The party was decided—the Saintess of the Sun God, the Tower Master, and Ketal. Together, they would descend into Hell, seeking to return with something greater than fear. 𝐟𝕣𝕖𝐞𝐰𝕖𝚋𝐧𝗼𝚟𝐞𝕝.𝗰𝐨𝐦
Serena was not chosen. Against a Saintess of Helia’s rank, Serena’s light was bright but still tender. She agreed with obvious relief that tasted a little of shame. Ketal squeezed her shoulder, and that shame loosened its hold.
Preparation moved quickly because necessity allowed no delay. No one knew what the demons were shaping in the dark, and every hour of hesitation risked losing the single moment when understanding could still avert catastrophe. Within hours, they were ready.
“Then,” the Tower Master said.
“Let us go,” Helia finished, and the mildness left her voice. “It is an impious thing for a servant of the Sun God to tread in Hell, but we will do it anyway.”
They were not smiling. Helia’s face, gentle by habit, had the stillness of a shield. The Tower Master’s eyes looked like obsidian.
Hell was the dwelling of demons, the resting place of the Demon King, and the domain of the Four Demon Lords. Nothing was known of its lands or its cities, its creatures or its storms. They knew nothing of what waited between one breath and the next. It was the unknown—and all living things fear the unknown. They feared it now, except for Ketal. He looked as though a childhood tale had come to life before his eyes and beckoned him to step inside.

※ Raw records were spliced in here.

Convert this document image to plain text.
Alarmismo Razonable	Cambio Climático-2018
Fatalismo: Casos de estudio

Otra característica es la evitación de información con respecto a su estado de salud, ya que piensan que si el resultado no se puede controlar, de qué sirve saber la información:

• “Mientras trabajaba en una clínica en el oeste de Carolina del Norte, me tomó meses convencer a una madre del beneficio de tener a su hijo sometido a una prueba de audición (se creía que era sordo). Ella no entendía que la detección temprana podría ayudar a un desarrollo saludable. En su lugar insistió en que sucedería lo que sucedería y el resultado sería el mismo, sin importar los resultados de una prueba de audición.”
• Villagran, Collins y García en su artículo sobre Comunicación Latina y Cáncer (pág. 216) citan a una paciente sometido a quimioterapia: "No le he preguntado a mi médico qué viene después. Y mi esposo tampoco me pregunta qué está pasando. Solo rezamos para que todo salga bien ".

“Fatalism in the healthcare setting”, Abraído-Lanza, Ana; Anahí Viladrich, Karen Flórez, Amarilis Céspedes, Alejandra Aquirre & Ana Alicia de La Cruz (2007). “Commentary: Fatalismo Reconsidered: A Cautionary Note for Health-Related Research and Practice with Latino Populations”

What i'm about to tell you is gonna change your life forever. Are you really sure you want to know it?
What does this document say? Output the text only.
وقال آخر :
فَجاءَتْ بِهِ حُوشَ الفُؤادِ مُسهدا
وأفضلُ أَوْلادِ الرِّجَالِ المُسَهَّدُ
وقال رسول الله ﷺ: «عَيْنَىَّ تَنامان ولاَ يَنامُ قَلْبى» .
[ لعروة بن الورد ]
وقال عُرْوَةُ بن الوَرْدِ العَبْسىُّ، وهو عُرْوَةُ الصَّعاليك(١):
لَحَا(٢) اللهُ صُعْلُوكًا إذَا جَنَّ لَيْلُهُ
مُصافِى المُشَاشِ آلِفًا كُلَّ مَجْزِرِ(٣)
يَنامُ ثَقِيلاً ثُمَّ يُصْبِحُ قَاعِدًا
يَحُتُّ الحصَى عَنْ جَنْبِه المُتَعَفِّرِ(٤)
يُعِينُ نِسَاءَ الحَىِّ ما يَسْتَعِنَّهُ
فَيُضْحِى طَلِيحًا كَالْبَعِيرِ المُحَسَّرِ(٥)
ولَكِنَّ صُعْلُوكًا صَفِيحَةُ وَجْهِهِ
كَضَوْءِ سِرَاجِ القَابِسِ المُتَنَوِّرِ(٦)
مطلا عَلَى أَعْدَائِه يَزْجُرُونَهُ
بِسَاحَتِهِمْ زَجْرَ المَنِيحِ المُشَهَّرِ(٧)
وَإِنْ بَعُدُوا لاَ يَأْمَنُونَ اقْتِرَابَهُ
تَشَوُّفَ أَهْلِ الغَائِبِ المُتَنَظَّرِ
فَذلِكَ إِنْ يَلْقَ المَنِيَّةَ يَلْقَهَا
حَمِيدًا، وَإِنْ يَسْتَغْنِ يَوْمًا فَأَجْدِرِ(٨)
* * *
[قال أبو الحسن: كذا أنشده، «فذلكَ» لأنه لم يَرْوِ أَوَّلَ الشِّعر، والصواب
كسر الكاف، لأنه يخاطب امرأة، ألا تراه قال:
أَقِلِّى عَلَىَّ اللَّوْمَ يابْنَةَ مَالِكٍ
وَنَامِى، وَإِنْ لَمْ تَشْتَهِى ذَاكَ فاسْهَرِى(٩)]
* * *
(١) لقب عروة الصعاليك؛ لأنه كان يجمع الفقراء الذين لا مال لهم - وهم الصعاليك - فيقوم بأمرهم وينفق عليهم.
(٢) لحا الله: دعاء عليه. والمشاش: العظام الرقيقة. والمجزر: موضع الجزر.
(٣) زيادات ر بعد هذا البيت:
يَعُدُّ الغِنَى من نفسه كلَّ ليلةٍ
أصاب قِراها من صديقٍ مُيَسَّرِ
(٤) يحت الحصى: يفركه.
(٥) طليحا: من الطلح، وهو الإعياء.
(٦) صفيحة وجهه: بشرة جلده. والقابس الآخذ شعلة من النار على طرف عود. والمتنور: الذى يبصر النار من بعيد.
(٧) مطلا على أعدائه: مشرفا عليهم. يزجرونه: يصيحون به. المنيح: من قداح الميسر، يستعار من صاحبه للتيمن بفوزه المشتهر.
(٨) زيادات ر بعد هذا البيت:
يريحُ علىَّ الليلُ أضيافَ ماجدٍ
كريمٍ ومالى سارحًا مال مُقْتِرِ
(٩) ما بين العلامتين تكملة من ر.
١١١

What would Hell hold? Ketal wondered.
“Then we go,” the Tower Master said.
Light gathered into lines at their feet, weaving circles within circles. The pattern thrummed until the air itself seemed to sing—a faint ringing in the ears that was not sound. Space flexed, the link between worlds making the distortion easier than it should have been. The courtyard dropped away, and the world changed.
The first thing they saw was a black-red sky.
Thick demonic energy clung to the air like a heavy fog. It stirred with their movements, releasing a dry, whispering sound that seemed to come from nowhere. Around them stood trees twisted into a tangle of bone-pale trunks, their branches bare, their bark split and sunken, as though decay itself had become their art. The ground exhaled a bitter smoke that burned the eyes.
They had arrived in Hell. Ketal exhaled, stood very still, and let the sight settle into him like a stone dropped into clear water.
“One more thing off my bucket list,” he said, and the words escaped before he could stop them.